The Wolverhampton Pillar is the shaft of an Anglo-Saxon High cross, dating from the ninth or tenth centuries AD.

The scheduled monument is still standing in its original location, in what is now the churchyard of St Peter's Collegiate Church, in Wolverhampton, England.

==Description==
The decoration is of an extremely rare type, and has survived the effects of weathering comparatively well. It consists of seven bands, depicting vine scrolls, various animals, acanthus, and lattice-work.

Kendrick (1938) considered the decoration to be unique; the only surviving example in England which demonstrated the southern continental Baroque style. He also thought (1949) that it illustrated "a taste for a crowded display of finicky decoration", which is also reflected in the later Stapleford Cross.

==History==
Phyllis Nicklin, of the University of Birmingham, notes that the 14-foot high shaft is of similar size to the columns of the forum at the Roman city of Viriconium, near Wroxeter, and speculates that the shaft may have been taken from there by the Anglian carvers. If so, the shaft would have been quarried c. 100-150 AD.
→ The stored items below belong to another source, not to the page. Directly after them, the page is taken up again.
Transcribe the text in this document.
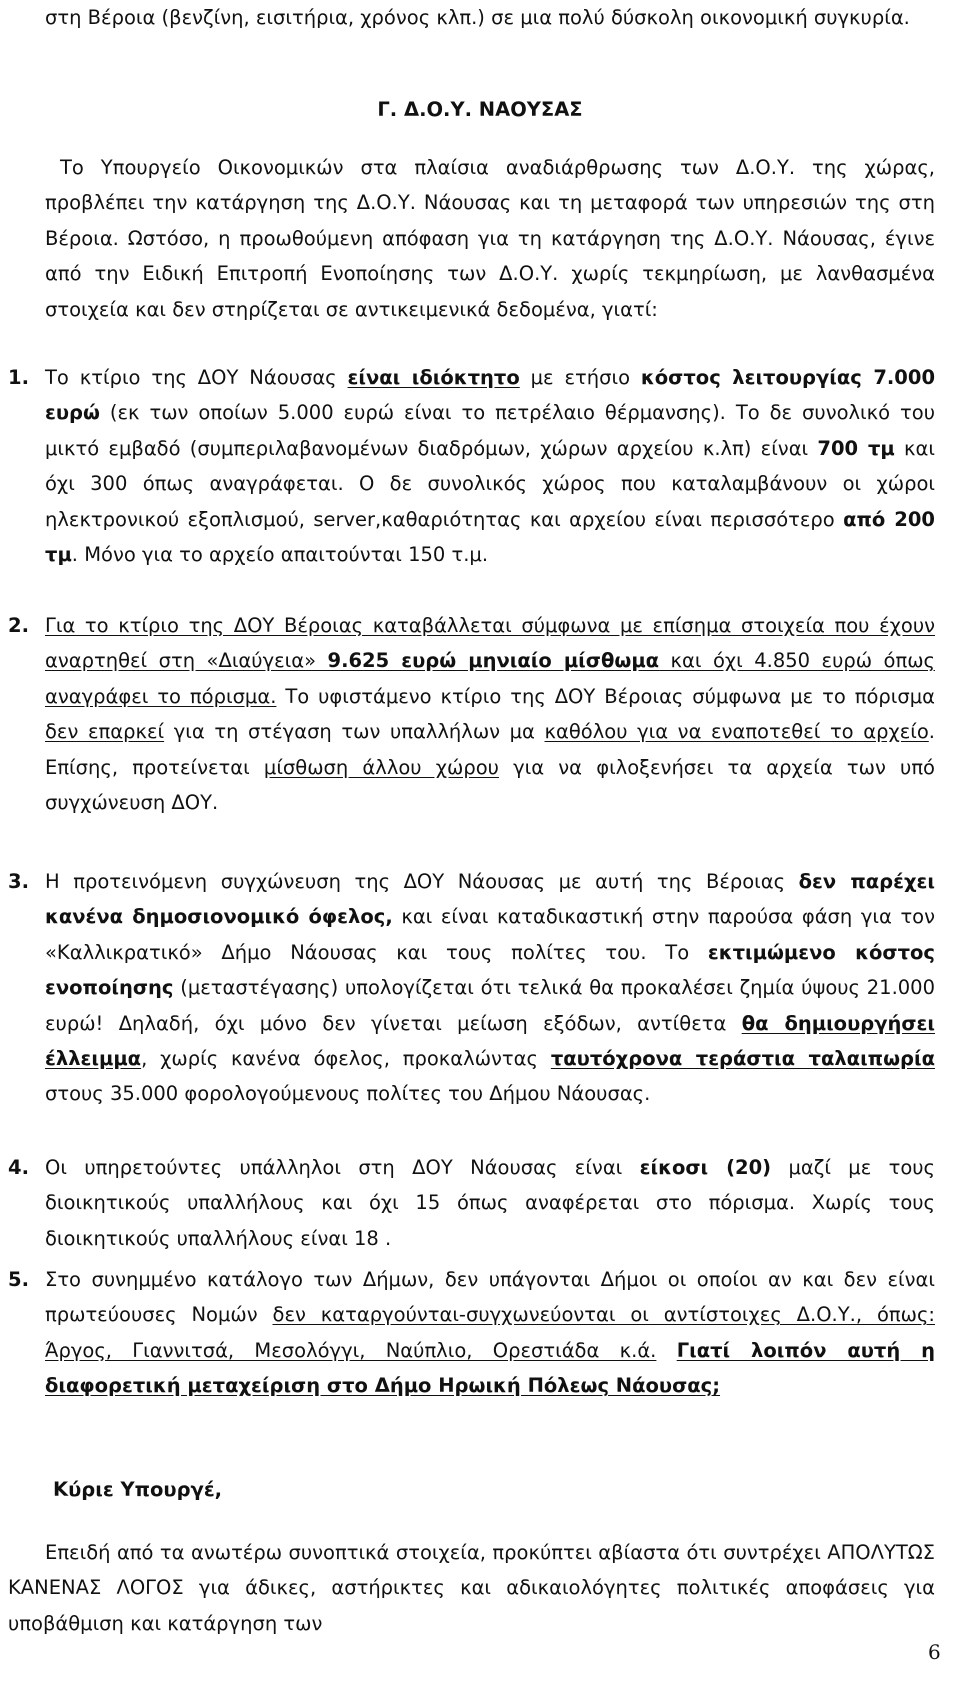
στη Βέροια (βενζίνη, εισιτήρια, χρόνος κλπ.) σε μια πολύ δύσκολη οικονομική συγκυρία.

Γ. Δ.Ο.Υ. ΝΑΟΥΣΑΣ

Το Υπουργείο Οικονομικών στα πλαίσια αναδιάρθρωσης των Δ.Ο.Υ. της χώρας, προβλέπει την κατάργηση της Δ.Ο.Υ. Νάουσας και τη μεταφορά των υπηρεσιών της στη Βέροια. Ωστόσο, η προωθούμενη απόφαση για τη κατάργηση της Δ.Ο.Υ. Νάουσας, έγινε από την Ειδική Επιτροπή Ενοποίησης των Δ.Ο.Υ. χωρίς τεκμηρίωση, με λανθασμένα στοιχεία και δεν στηρίζεται σε αντικειμενικά δεδομένα, γιατί:

1. Το κτίριο της ΔΟΥ Νάουσας είναι ιδιόκτητο με ετήσιο κόστος λειτουργίας 7.000 ευρώ (εκ των οποίων 5.000 ευρώ είναι το πετρέλαιο θέρμανσης). Το δε συνολικό του μικτό εμβαδό (συμπεριλαβανομένων διαδρόμων, χώρων αρχείου κ.λπ) είναι 700 τμ και όχι 300 όπως αναγράφεται. Ο δε συνολικός χώρος που καταλαμβάνουν οι χώροι ηλεκτρονικού εξοπλισμού, server,καθαριότητας και αρχείου είναι περισσότερο από 200 τμ. Μόνο για το αρχείο απαιτούνται 150 τ.μ.

2. Για το κτίριο της ΔΟΥ Βέροιας καταβάλλεται σύμφωνα με επίσημα στοιχεία που έχουν αναρτηθεί στη «Διαύγεια» 9.625 ευρώ μηνιαίο μίσθωμα και όχι 4.850 ευρώ όπως αναγράφει το πόρισμα. Το υφιστάμενο κτίριο της ΔΟΥ Βέροιας σύμφωνα με το πόρισμα δεν επαρκεί για τη στέγαση των υπαλλήλων μα καθόλου για να εναποτεθεί το αρχείο. Επίσης, προτείνεται μίσθωση άλλου χώρου για να φιλοξενήσει τα αρχεία των υπό συγχώνευση ΔΟΥ.

3. Η προτεινόμενη συγχώνευση της ΔΟΥ Νάουσας με αυτή της Βέροιας δεν παρέχει κανένα δημοσιονομικό όφελος, και είναι καταδικαστική στην παρούσα φάση για τον «Καλλικρατικό» Δήμο Νάουσας και τους πολίτες του. Το εκτιμώμενο κόστος ενοποίησης (μεταστέγασης) υπολογίζεται ότι τελικά θα προκαλέσει ζημία ύψους 21.000 ευρώ! Δηλαδή, όχι μόνο δεν γίνεται μείωση εξόδων, αντίθετα θα δημιουργήσει έλλειμμα, χωρίς κανένα όφελος, προκαλώντας ταυτόχρονα τεράστια ταλαιπωρία στους 35.000 φορολογούμενους πολίτες του Δήμου Νάουσας.

4. Οι υπηρετούντες υπάλληλοι στη ΔΟΥ Νάουσας είναι είκοσι (20) μαζί με τους διοικητικούς υπαλλήλους και όχι 15 όπως αναφέρεται στο πόρισμα. Χωρίς τους διοικητικούς υπαλλήλους είναι 18 .

5. Στο συνημμένο κατάλογο των Δήμων, δεν υπάγονται Δήμοι οι οποίοι αν και δεν είναι πρωτεύουσες Νομών δεν καταργούνται-συγχωνεύονται οι αντίστοιχες Δ.Ο.Υ., όπως: Άργος, Γιαννιτσά, Μεσολόγγι, Ναύπλιο, Ορεστιάδα κ.ά. Γιατί λοιπόν αυτή η διαφορετική μεταχείριση στο Δήμο Ηρωική Πόλεως Νάουσας;

Κύριε Υπουργέ,

Επειδή από τα ανωτέρω συνοπτικά στοιχεία, προκύπτει αβίαστα ότι συντρέχει ΑΠΟΛΥΤΩΣ ΚΑΝΕΝΑΣ ΛΟΓΟΣ για άδικες, αστήρικτες και αδικαιολόγητες πολιτικές αποφάσεις για υποβάθμιση και κατάργηση των

6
The carving is Anglo-Saxon, but the date is uncertain. The cross may have been carved and erected around 850 AD, or more probably from around AD 996 when a college was founded at this site.

A plaster cast of the Pillar was created for the Victoria and Albert Museum in 1877.

An excavation by Michael M. Rix in 1949 revealed that the pillar is still standing on its original Saxon foundation, consisting of a stepped base approximately 2.4m in diameter, located one metre below the present ground level. At some later date, the base of the pillar has been propped up with mortared rubble.